Y hoy ese camino pasa, cómo no, por Zaragoza, que atraerá la atención del mundo gracias a la Exposición Internacional Agua y Desarrollo Sostenible, a partir del próximo 14 de junio. Durante 93 días, sus organizadores pretenden mantener lo que anuncian como “la mayor fiesta del agua del mundo”: una reunión internacional de artistas, científicos e intelectuales que debatirán en torno a este elemento y que irá acompañada de 4.500 espectáculos, entre los cuales, los visitantes podrán experimentar la fuerza de las aguas extremas en la simulación de un tsunami. La exposición va a ser un termómetro para comprobar cuál es la sensibilidad real de los españoles respecto al agua. Su director, el mexicano Eduardo Mestre, rebosa optimismo. Señala que estamos lejos de gestionar el agua como en Finlandia o Canadá, países que tienen más recursos hídricos (los canadienses tienen un sentido más estricto del ahorro a pesar de que disponen de 60.000 metros cúbicos al año por habitante, veinte veces más que por cada español). Sin embargo, “el español no es un derrochador”, asegura este experto, que ha participado en proyectos de gestión del agua en Nepal, Sri Lanka, Costa de Marfil y varios países de Suramérica. Incluso no salimos mal comparados con California, cuna del movimiento conservacionista en el mundo. “Un habitante de Madrid emplea al día 125 litros; un californiano llega a los 450”.

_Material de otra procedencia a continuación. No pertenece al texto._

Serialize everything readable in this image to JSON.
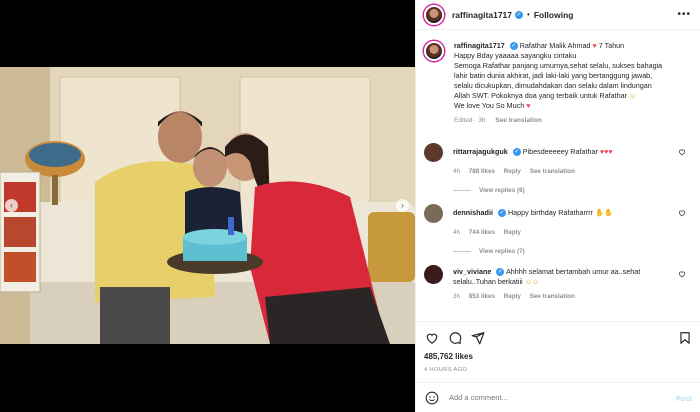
{
  "header": {
    "username": "raffinagita1717",
    "verified": true,
    "follow_status": "Following",
    "more_icon": "more-horizontal-icon"
  },
  "caption": {
    "username": "raffinagita1717",
    "line1_mention": "Rafathar Malik Ahmad",
    "line1_suffix": "7 Tahun",
    "body_lines": [
      "Happy Bday yaaaaa sayangku cintaku",
      "Semoga Rafathar panjang umurnya,sehat selalu, sukses bahagia",
      "lahir batin dunia akhirat, jadi laki-laki yang bertanggung jawab,",
      "selalu dicukupkan, dimudahdakan dan selalu dalam lindungan",
      "Allah SWT. Pokoknya doa yang terbaik untuk Rafathar",
      "We love You So Much"
    ],
    "edited": "Edited · 3h",
    "see_translation": "See translation"
  },
  "comments": [
    {
      "username": "rittarrajagukguk",
      "verified": true,
      "text": "Pibesdeeeeey Rafathar",
      "time": "4h",
      "likes": "788 likes",
      "reply": "Reply",
      "see_translation": "See translation",
      "view_replies": "View replies (6)",
      "avatar_color": "#5b3a2b"
    },
    {
      "username": "dennishadii",
      "verified": true,
      "text": "Happy birthday Rafatharrrr",
      "time": "4h",
      "likes": "744 likes",
      "reply": "Reply",
      "see_translation": "",
      "view_replies": "View replies (7)",
      "avatar_color": "#7a6a5a"
    },
    {
      "username": "viv_viviane",
      "verified": true,
      "text_lines": [
        "Ahhhh selamat bertambah umur aa..sehat",
        "selalu..Tuhan berkatiii"
      ],
      "time": "3h",
      "likes": "853 likes",
      "reply": "Reply",
      "see_translation": "See translation",
      "avatar_color": "#3a1a1a"
    }
  ],
  "likes_count": "485,762 likes",
  "time_ago": "4 HOURS AGO",
  "add_comment": {
    "placeholder": "Add a comment...",
    "post_label": "Post"
  },
  "colors": {
    "accent": "#3897f0",
    "heart_red": "#ed4956",
    "post_disabled": "#b2dffc"
  }
}
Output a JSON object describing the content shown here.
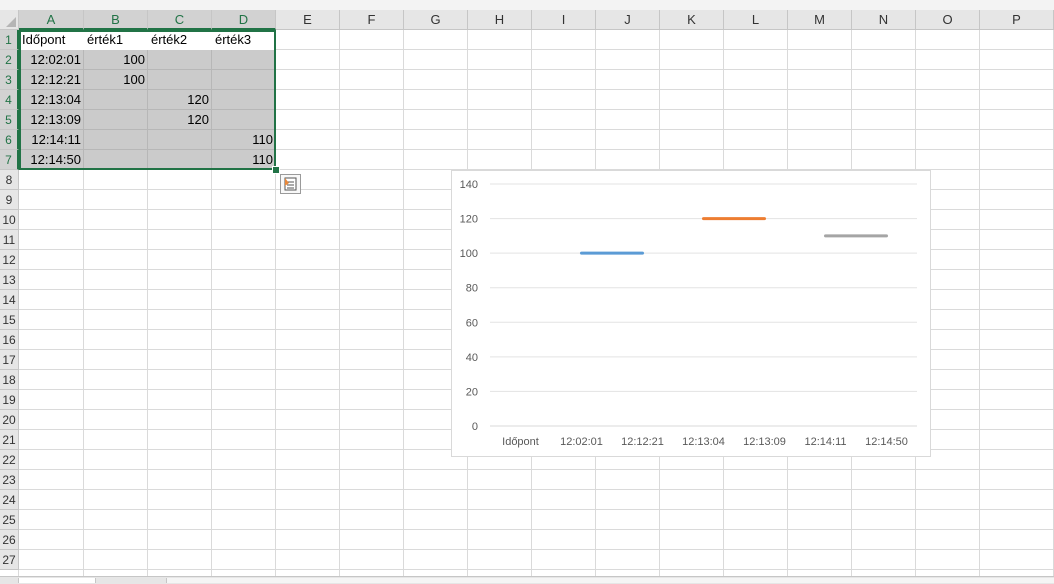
{
  "columns": [
    "A",
    "B",
    "C",
    "D",
    "E",
    "F",
    "G",
    "H",
    "I",
    "J",
    "K",
    "L",
    "M",
    "N",
    "O",
    "P"
  ],
  "rows": [
    "1",
    "2",
    "3",
    "4",
    "5",
    "6",
    "7",
    "8",
    "9",
    "10",
    "11",
    "12",
    "13",
    "14",
    "15",
    "16",
    "17",
    "18",
    "19",
    "20",
    "21",
    "22",
    "23",
    "24",
    "25",
    "26",
    "27"
  ],
  "sheet": {
    "headers": [
      "Időpont",
      "érték1",
      "érték2",
      "érték3"
    ],
    "data": [
      [
        "12:02:01",
        "100",
        "",
        ""
      ],
      [
        "12:12:21",
        "100",
        "",
        ""
      ],
      [
        "12:13:04",
        "",
        "120",
        ""
      ],
      [
        "12:13:09",
        "",
        "120",
        ""
      ],
      [
        "12:14:11",
        "",
        "",
        "110"
      ],
      [
        "12:14:50",
        "",
        "",
        "110"
      ]
    ]
  },
  "quick_analysis_icon": "quick-analysis-icon",
  "chart_data": {
    "type": "line",
    "categories": [
      "Időpont",
      "12:02:01",
      "12:12:21",
      "12:13:04",
      "12:13:09",
      "12:14:11",
      "12:14:50"
    ],
    "series": [
      {
        "values": [
          null,
          100,
          100,
          null,
          null,
          null,
          null
        ],
        "color": "#5b9bd5"
      },
      {
        "values": [
          null,
          null,
          null,
          120,
          120,
          null,
          null
        ],
        "color": "#ed7d31"
      },
      {
        "values": [
          null,
          null,
          null,
          null,
          null,
          110,
          110
        ],
        "color": "#a5a5a5"
      }
    ],
    "yticks": [
      0,
      20,
      40,
      60,
      80,
      100,
      120,
      140
    ],
    "ylim": [
      0,
      140
    ],
    "grid": true,
    "title": "",
    "xlabel": "",
    "ylabel": ""
  }
}
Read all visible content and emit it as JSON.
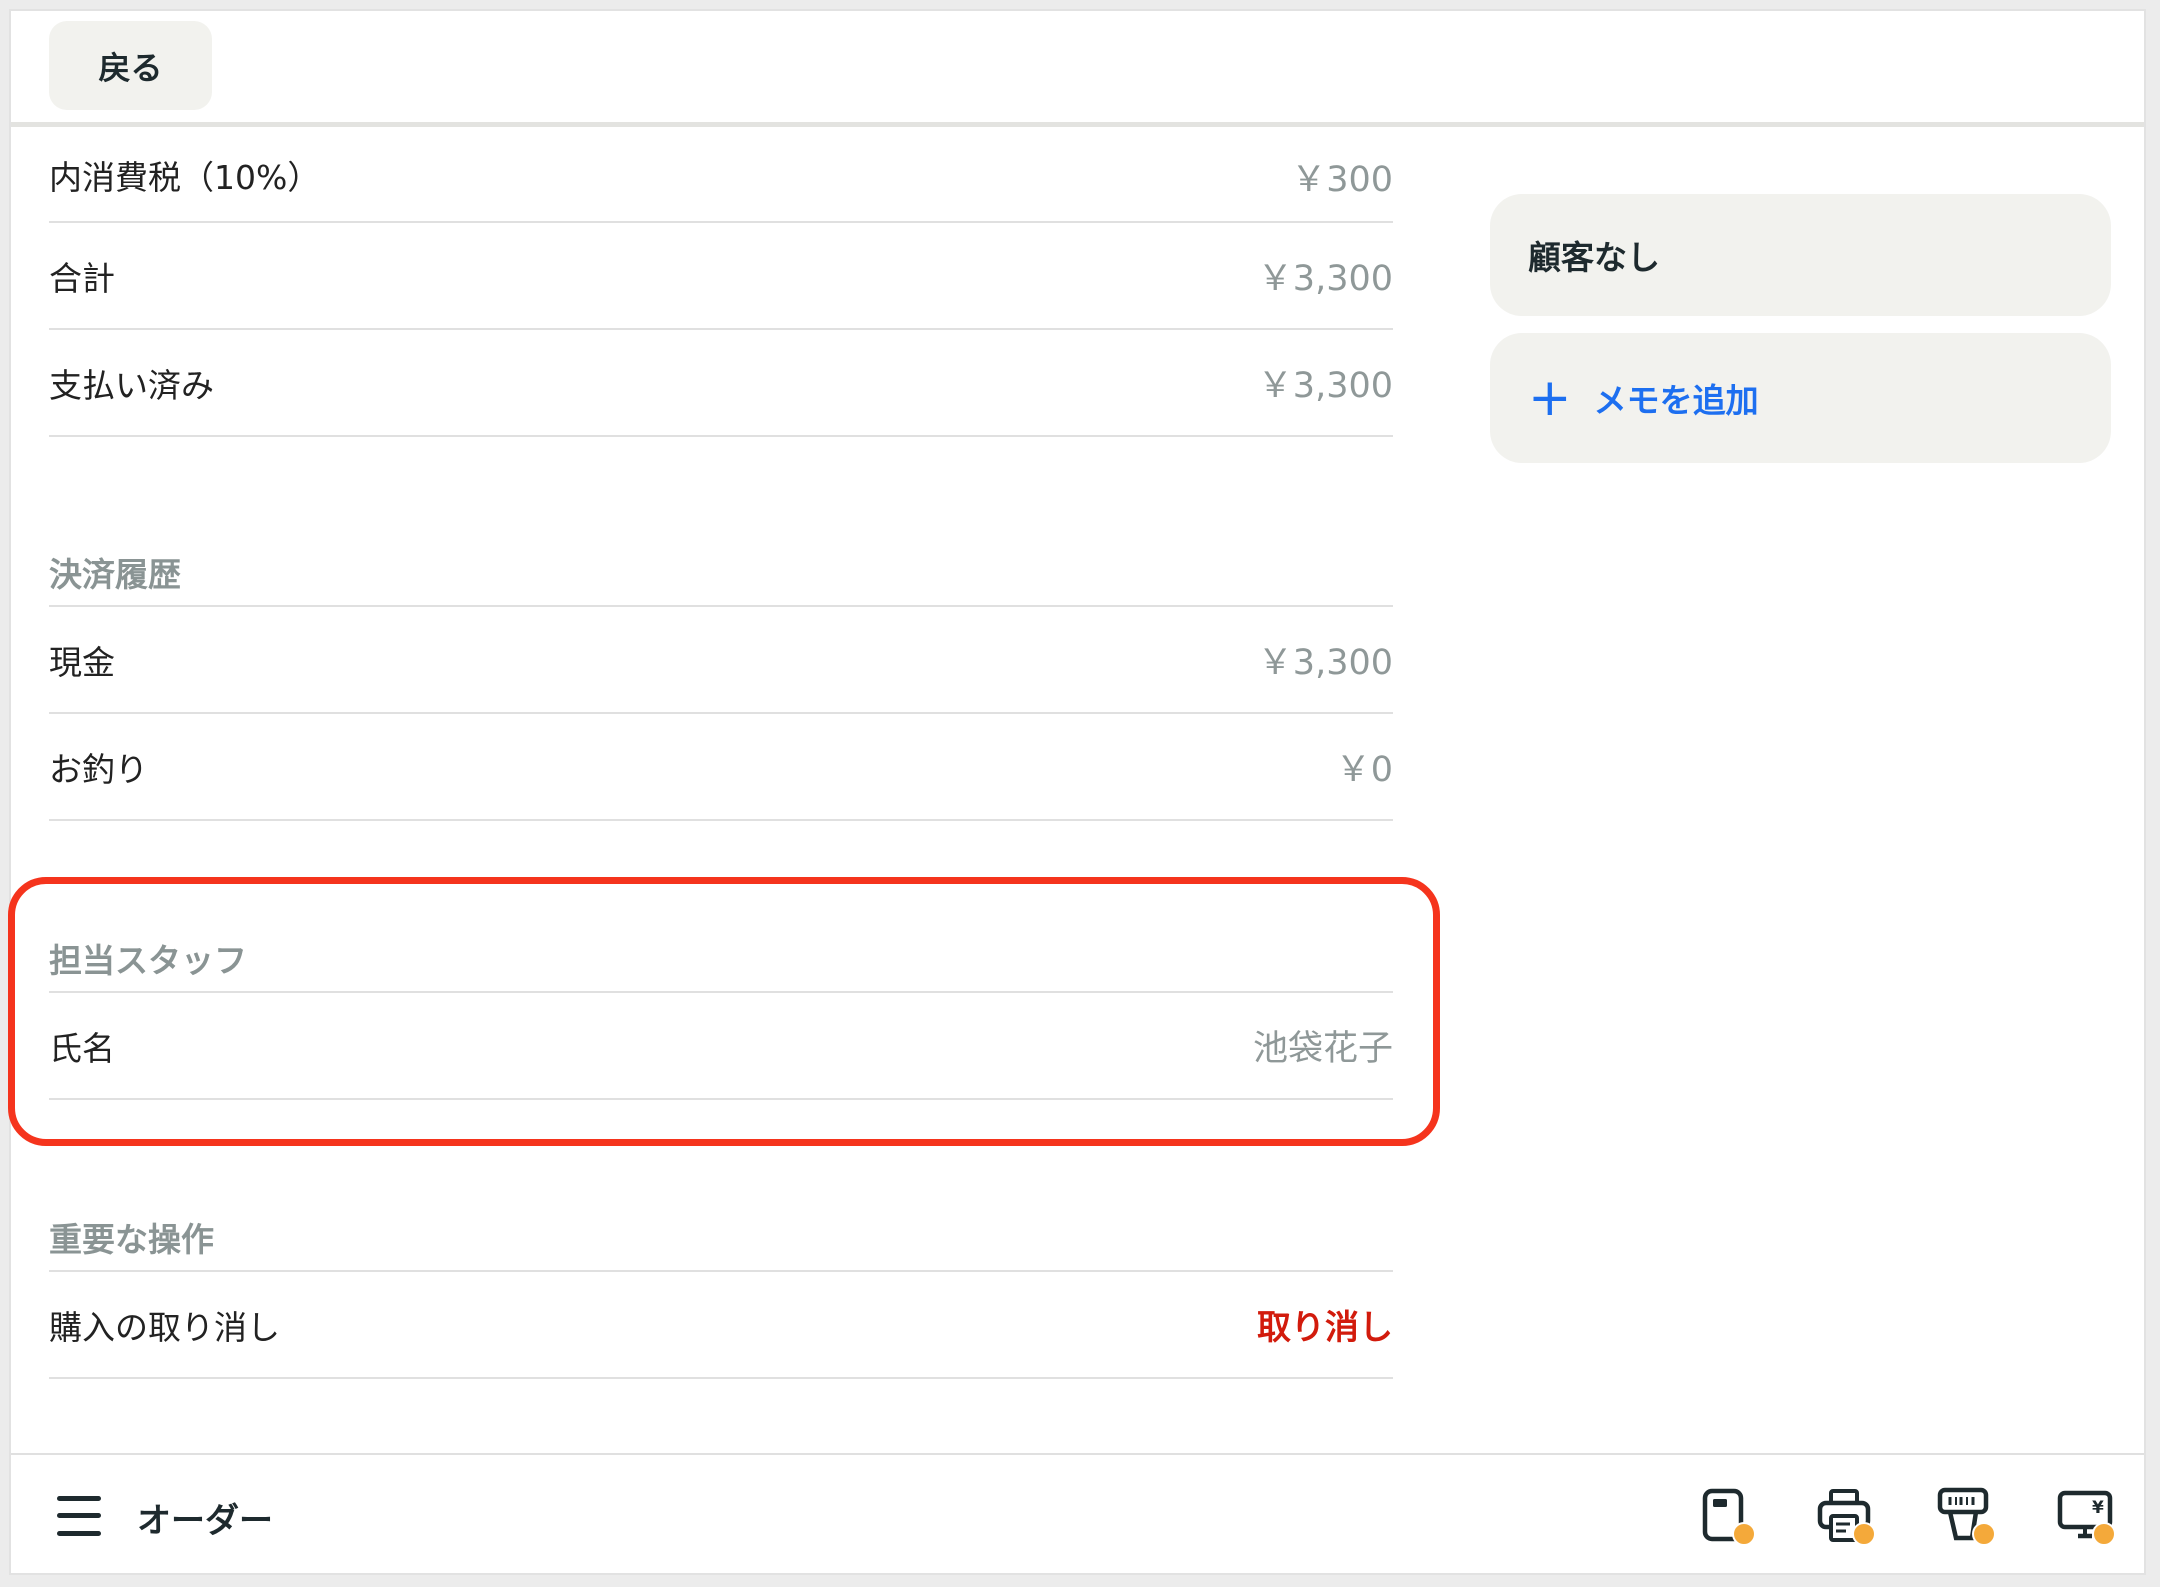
{
  "header": {
    "back_label": "戻る"
  },
  "summary": [
    {
      "label": "内消費税（10%）",
      "value": "￥300"
    },
    {
      "label": "合計",
      "value": "￥3,300"
    },
    {
      "label": "支払い済み",
      "value": "￥3,300"
    }
  ],
  "payment_history": {
    "title": "決済履歴",
    "rows": [
      {
        "label": "現金",
        "value": "￥3,300"
      },
      {
        "label": "お釣り",
        "value": "￥0"
      }
    ]
  },
  "staff": {
    "title": "担当スタッフ",
    "name_label": "氏名",
    "name_value": "池袋花子"
  },
  "important_actions": {
    "title": "重要な操作",
    "cancel_label": "購入の取り消し",
    "cancel_button": "取り消し"
  },
  "sidebar": {
    "customer": "顧客なし",
    "add_memo": "メモを追加"
  },
  "footer": {
    "title": "オーダー",
    "icons": [
      "card-reader-icon",
      "printer-icon",
      "barcode-scanner-icon",
      "customer-display-icon"
    ],
    "status_color": "#f4a93a"
  },
  "colors": {
    "accent": "#1d6ff0",
    "danger": "#d21b0c",
    "highlight": "#f5341d"
  }
}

El agua no sólo es el elemento esencial sobre el que se vertebró la vida en nuestro planeta. Representa un factor emocional, significa comercio y también es cultura, ha sido origen de conflictos y también de alianzas. Mestre prefiere inclinarse hacia el lado más positivo. “El agua une a los pueblos”, asegura. La reflexión histórica está llena de ejemplos como el que nos muestra Ángel Poveda, profesor de Historia Económica de la Universidad de Alicante, siglos atrás: “En Al Ándalus, a través del califato, el agua fue un elemento vertebrador y de progreso tecnológico. Sirvió para convertir a España en un vergel”.